A etapa inicial da reforma de Netanyahu, aprovada pelo Knesset em 24 de julho, restringe ao extremo a aplicação do “princípio da razoabilidade”. Na prática, a maioria parlamentar poderá fazer quase tudo. O nome disso é tirania de uma maioria circunstancial.

 

Democracia, tirania e cidadania

O gabinete de Netanyahu, cujo núcleo é o seu partido, o Likud, reúne uma coleção de partidos religiosos e de extrema-direita. Algumas de suas figuras situam-se nas franjas extremas do supremacismo judaico.

O ministro da Habitação e Construção, Yitzhak Goldknopf, é um fundamentalista religioso que liderou uma campanha para impedir a companhia aérea israelense El Al de voar aos sábados. O ministro das Finanças, Bezalel Smotrich, é um supremacista que se opõe ao direito dos cidadãos árabes adquirirem casas. O ministro da Segurança Nacional, Itamar Ben-Gvir, é um extremista que mantém na sua sala de visitas um retrato do terrorista Baruch Goldstein, condenado pelo atentado que matou 29 muçulmanos palestinos e feriu outros 125 numa mesquita de Hebron, em 1994.

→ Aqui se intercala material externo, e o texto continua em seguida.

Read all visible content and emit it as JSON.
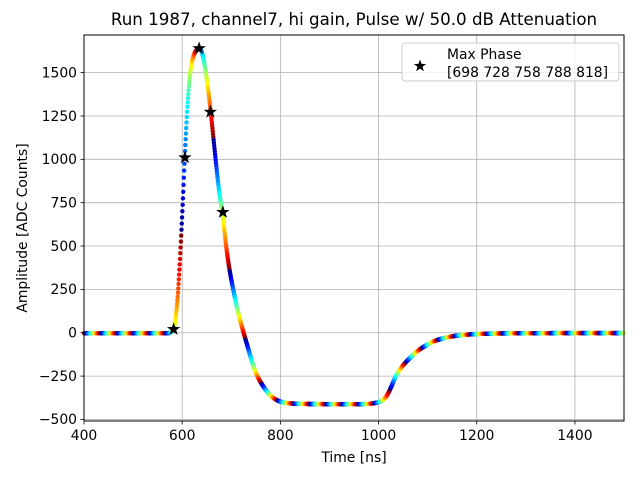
{
  "title": "Run 1987, channel7, hi gain, Pulse w/ 50.0 dB Attenuation",
  "xlabel": "Time [ns]",
  "ylabel": "Amplitude [ADC Counts]",
  "legend": {
    "line1": "Max Phase",
    "line2": "[698 728 758 788 818]",
    "marker": "black-star",
    "position": "upper right"
  },
  "colors": {
    "grid": "#b0b0b0",
    "spine": "#000000",
    "star": "#000000",
    "legend_border": "#cccccc",
    "legend_bg": "rgba(255,255,255,0.8)"
  },
  "chart_data": {
    "type": "scatter",
    "title": "Run 1987, channel7, hi gain, Pulse w/ 50.0 dB Attenuation",
    "xlabel": "Time [ns]",
    "ylabel": "Amplitude [ADC Counts]",
    "xlim": [
      400,
      1500
    ],
    "ylim": [
      -509,
      1717
    ],
    "x_ticks": [
      400,
      600,
      800,
      1000,
      1200,
      1400
    ],
    "x_tick_labels": [
      "400",
      "600",
      "800",
      "1000",
      "1200",
      "1400"
    ],
    "y_ticks": [
      -500,
      -250,
      0,
      250,
      500,
      750,
      1000,
      1250,
      1500
    ],
    "y_tick_labels": [
      "−500",
      "−250",
      "0",
      "250",
      "500",
      "750",
      "1000",
      "1250",
      "1500"
    ],
    "grid": true,
    "colormap": "jet-cyclic",
    "color_period_ns": 32.7,
    "color_phase_offset_ns": 30.5,
    "sample_step_ns": 0.6,
    "waveform_control_points": [
      [
        400,
        -3
      ],
      [
        460,
        -3
      ],
      [
        520,
        -3
      ],
      [
        556,
        -3
      ],
      [
        566,
        -3
      ],
      [
        573,
        -2
      ],
      [
        578,
        3
      ],
      [
        582,
        18
      ],
      [
        586,
        70
      ],
      [
        590,
        180
      ],
      [
        594,
        345
      ],
      [
        598,
        560
      ],
      [
        602,
        800
      ],
      [
        605,
        1000
      ],
      [
        608,
        1170
      ],
      [
        611,
        1320
      ],
      [
        614,
        1430
      ],
      [
        617,
        1510
      ],
      [
        620,
        1562
      ],
      [
        624,
        1603
      ],
      [
        628,
        1625
      ],
      [
        634,
        1640
      ],
      [
        639,
        1626
      ],
      [
        643,
        1585
      ],
      [
        648,
        1505
      ],
      [
        653,
        1402
      ],
      [
        658,
        1277
      ],
      [
        664,
        1113
      ],
      [
        670,
        948
      ],
      [
        676,
        800
      ],
      [
        682,
        690
      ],
      [
        690,
        490
      ],
      [
        697,
        355
      ],
      [
        704,
        250
      ],
      [
        712,
        142
      ],
      [
        720,
        52
      ],
      [
        728,
        -28
      ],
      [
        736,
        -106
      ],
      [
        745,
        -192
      ],
      [
        753,
        -250
      ],
      [
        762,
        -295
      ],
      [
        771,
        -333
      ],
      [
        780,
        -362
      ],
      [
        790,
        -384
      ],
      [
        800,
        -397
      ],
      [
        815,
        -406
      ],
      [
        830,
        -409
      ],
      [
        860,
        -411
      ],
      [
        900,
        -412
      ],
      [
        940,
        -413
      ],
      [
        975,
        -411
      ],
      [
        995,
        -404
      ],
      [
        1005,
        -395
      ],
      [
        1015,
        -371
      ],
      [
        1025,
        -317
      ],
      [
        1035,
        -252
      ],
      [
        1045,
        -206
      ],
      [
        1055,
        -172
      ],
      [
        1070,
        -129
      ],
      [
        1082,
        -100
      ],
      [
        1100,
        -68
      ],
      [
        1115,
        -47
      ],
      [
        1135,
        -30
      ],
      [
        1160,
        -17
      ],
      [
        1190,
        -9
      ],
      [
        1230,
        -5
      ],
      [
        1300,
        -3
      ],
      [
        1400,
        -2
      ],
      [
        1500,
        -2
      ]
    ],
    "max_phase_stars": [
      [
        582.6,
        20
      ],
      [
        605.5,
        1010
      ],
      [
        634.5,
        1640
      ],
      [
        657.5,
        1273
      ],
      [
        682.9,
        695
      ]
    ]
  }
}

Pátio interno da Suprema Corte de Israel, em Jerusalém

A ofensiva contra a Suprema Corte deriva de uma confluência de interesses. Netanyahu almeja interromper os processos judiciais sobre corrupção que o cercam há anos. Os fundamentalistas religiosos pretendem alargar as exceções legais que privilegiam judeus ultraortodoxos. Os supremacistas judaicos querem expandir os assentamentos nos territórios ocupados, anexar partes da Cisjordânia ocupada e, no limite, revogar a cidadania dos árabe-israelenses.

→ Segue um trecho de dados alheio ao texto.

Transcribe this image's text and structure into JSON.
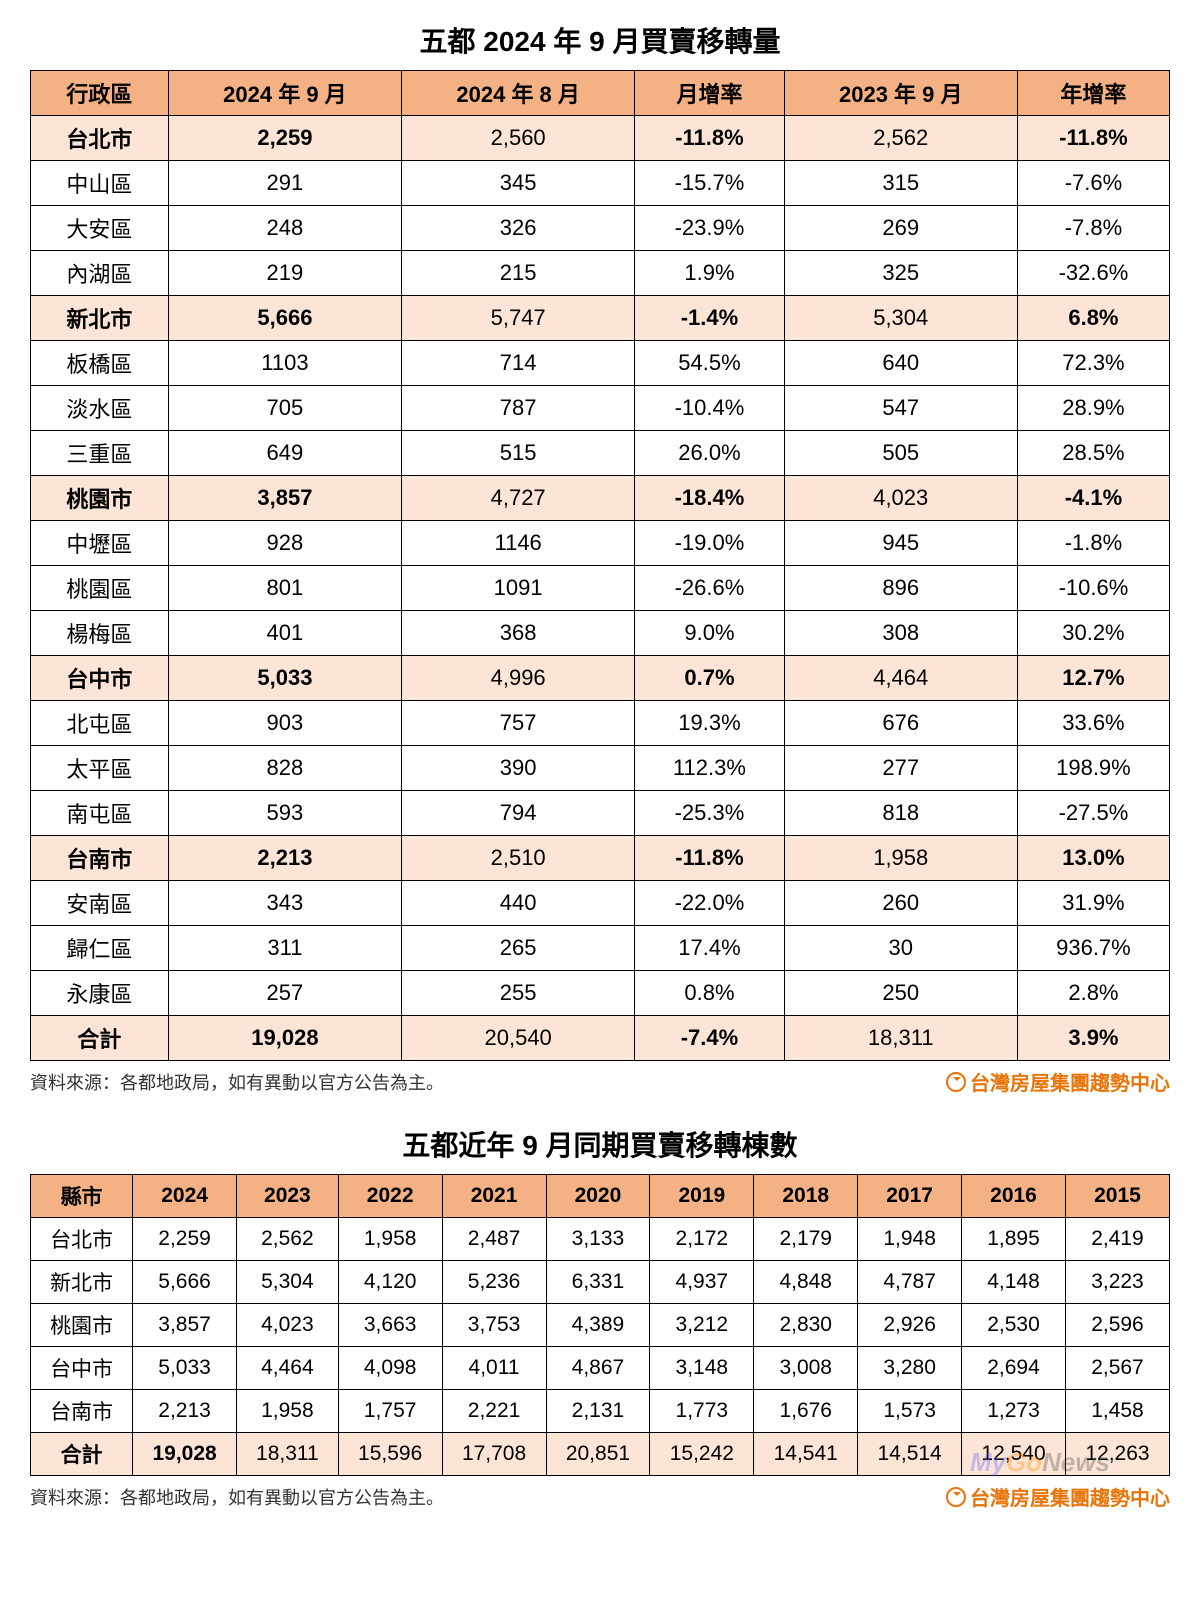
{
  "colors": {
    "header_bg": "#f4b183",
    "highlight_bg": "#fce5d6",
    "border": "#000000",
    "brand": "#e8750a",
    "text": "#000000"
  },
  "typography": {
    "title_fontsize": 28,
    "cell_fontsize": 22,
    "footer_fontsize": 18
  },
  "table1": {
    "title": "五都 2024 年 9 月買賣移轉量",
    "columns": [
      "行政區",
      "2024 年 9 月",
      "2024 年 8 月",
      "月增率",
      "2023 年 9 月",
      "年增率"
    ],
    "col_bold": [
      false,
      true,
      false,
      false,
      false,
      false
    ],
    "rows": [
      {
        "hl": true,
        "bold": true,
        "cells": [
          "台北市",
          "2,259",
          "2,560",
          "-11.8%",
          "2,562",
          "-11.8%"
        ]
      },
      {
        "hl": false,
        "bold": false,
        "cells": [
          "中山區",
          "291",
          "345",
          "-15.7%",
          "315",
          "-7.6%"
        ]
      },
      {
        "hl": false,
        "bold": false,
        "cells": [
          "大安區",
          "248",
          "326",
          "-23.9%",
          "269",
          "-7.8%"
        ]
      },
      {
        "hl": false,
        "bold": false,
        "cells": [
          "內湖區",
          "219",
          "215",
          "1.9%",
          "325",
          "-32.6%"
        ]
      },
      {
        "hl": true,
        "bold": true,
        "cells": [
          "新北市",
          "5,666",
          "5,747",
          "-1.4%",
          "5,304",
          "6.8%"
        ]
      },
      {
        "hl": false,
        "bold": false,
        "cells": [
          "板橋區",
          "1103",
          "714",
          "54.5%",
          "640",
          "72.3%"
        ]
      },
      {
        "hl": false,
        "bold": false,
        "cells": [
          "淡水區",
          "705",
          "787",
          "-10.4%",
          "547",
          "28.9%"
        ]
      },
      {
        "hl": false,
        "bold": false,
        "cells": [
          "三重區",
          "649",
          "515",
          "26.0%",
          "505",
          "28.5%"
        ]
      },
      {
        "hl": true,
        "bold": true,
        "cells": [
          "桃園市",
          "3,857",
          "4,727",
          "-18.4%",
          "4,023",
          "-4.1%"
        ]
      },
      {
        "hl": false,
        "bold": false,
        "cells": [
          "中壢區",
          "928",
          "1146",
          "-19.0%",
          "945",
          "-1.8%"
        ]
      },
      {
        "hl": false,
        "bold": false,
        "cells": [
          "桃園區",
          "801",
          "1091",
          "-26.6%",
          "896",
          "-10.6%"
        ]
      },
      {
        "hl": false,
        "bold": false,
        "cells": [
          "楊梅區",
          "401",
          "368",
          "9.0%",
          "308",
          "30.2%"
        ]
      },
      {
        "hl": true,
        "bold": true,
        "cells": [
          "台中市",
          "5,033",
          "4,996",
          "0.7%",
          "4,464",
          "12.7%"
        ]
      },
      {
        "hl": false,
        "bold": false,
        "cells": [
          "北屯區",
          "903",
          "757",
          "19.3%",
          "676",
          "33.6%"
        ]
      },
      {
        "hl": false,
        "bold": false,
        "cells": [
          "太平區",
          "828",
          "390",
          "112.3%",
          "277",
          "198.9%"
        ]
      },
      {
        "hl": false,
        "bold": false,
        "cells": [
          "南屯區",
          "593",
          "794",
          "-25.3%",
          "818",
          "-27.5%"
        ]
      },
      {
        "hl": true,
        "bold": true,
        "cells": [
          "台南市",
          "2,213",
          "2,510",
          "-11.8%",
          "1,958",
          "13.0%"
        ]
      },
      {
        "hl": false,
        "bold": false,
        "cells": [
          "安南區",
          "343",
          "440",
          "-22.0%",
          "260",
          "31.9%"
        ]
      },
      {
        "hl": false,
        "bold": false,
        "cells": [
          "歸仁區",
          "311",
          "265",
          "17.4%",
          "30",
          "936.7%"
        ]
      },
      {
        "hl": false,
        "bold": false,
        "cells": [
          "永康區",
          "257",
          "255",
          "0.8%",
          "250",
          "2.8%"
        ]
      },
      {
        "hl": true,
        "bold": true,
        "cells": [
          "合計",
          "19,028",
          "20,540",
          "-7.4%",
          "18,311",
          "3.9%"
        ]
      }
    ],
    "bold_cols_on_hl": [
      1,
      3,
      5
    ]
  },
  "table2": {
    "title": "五都近年 9 月同期買賣移轉棟數",
    "columns": [
      "縣市",
      "2024",
      "2023",
      "2022",
      "2021",
      "2020",
      "2019",
      "2018",
      "2017",
      "2016",
      "2015"
    ],
    "rows": [
      {
        "hl": false,
        "cells": [
          "台北市",
          "2,259",
          "2,562",
          "1,958",
          "2,487",
          "3,133",
          "2,172",
          "2,179",
          "1,948",
          "1,895",
          "2,419"
        ]
      },
      {
        "hl": false,
        "cells": [
          "新北市",
          "5,666",
          "5,304",
          "4,120",
          "5,236",
          "6,331",
          "4,937",
          "4,848",
          "4,787",
          "4,148",
          "3,223"
        ]
      },
      {
        "hl": false,
        "cells": [
          "桃園市",
          "3,857",
          "4,023",
          "3,663",
          "3,753",
          "4,389",
          "3,212",
          "2,830",
          "2,926",
          "2,530",
          "2,596"
        ]
      },
      {
        "hl": false,
        "cells": [
          "台中市",
          "5,033",
          "4,464",
          "4,098",
          "4,011",
          "4,867",
          "3,148",
          "3,008",
          "3,280",
          "2,694",
          "2,567"
        ]
      },
      {
        "hl": false,
        "cells": [
          "台南市",
          "2,213",
          "1,958",
          "1,757",
          "2,221",
          "2,131",
          "1,773",
          "1,676",
          "1,573",
          "1,273",
          "1,458"
        ]
      },
      {
        "hl": true,
        "cells": [
          "合計",
          "19,028",
          "18,311",
          "15,596",
          "17,708",
          "20,851",
          "15,242",
          "14,541",
          "14,514",
          "12,540",
          "12,263"
        ]
      }
    ],
    "total_bold_col": 1
  },
  "source_text": "資料來源：各都地政局，如有異動以官方公告為主。",
  "brand_text": "台灣房屋集團趨勢中心",
  "watermark": {
    "my": "My",
    "go": "Go",
    "news": "News"
  }
}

O último item evidencia mais uma singularidade de Israel. O país abrange uma significativa minoria nacional formada por palestinos, descendentes da população árabe que habitava o território enquadrado nas fronteiras do Estado judeu em 1949. A minoria árabe palestina somava 1,84 milhão de pessoas, segundo o censo de 2017, ou algo perto de 21% da população total. Essa população tem cidadania israelense e, ao menos em tese, direitos iguais aos judeus israelenses.

A Suprema Corte é a única instância capaz de assegurar os direitos legais da minoria de cidadãos árabes. A reforma do governo Netanyahu destina-se, no fim das contas, a destruir o escudo que protege tais direitos. Na direita dura de Israel, não faltam vozes que clamam pela cassação da cidadania dos árabes israelenses. Se concluir seu serviço, o governo abrirá as portas para uma regressão brutal: o surgimento, sobre as cinzas da democracia, de um Estado judaico teocrático. É contra isso que a sociedade israelense se mobiliza.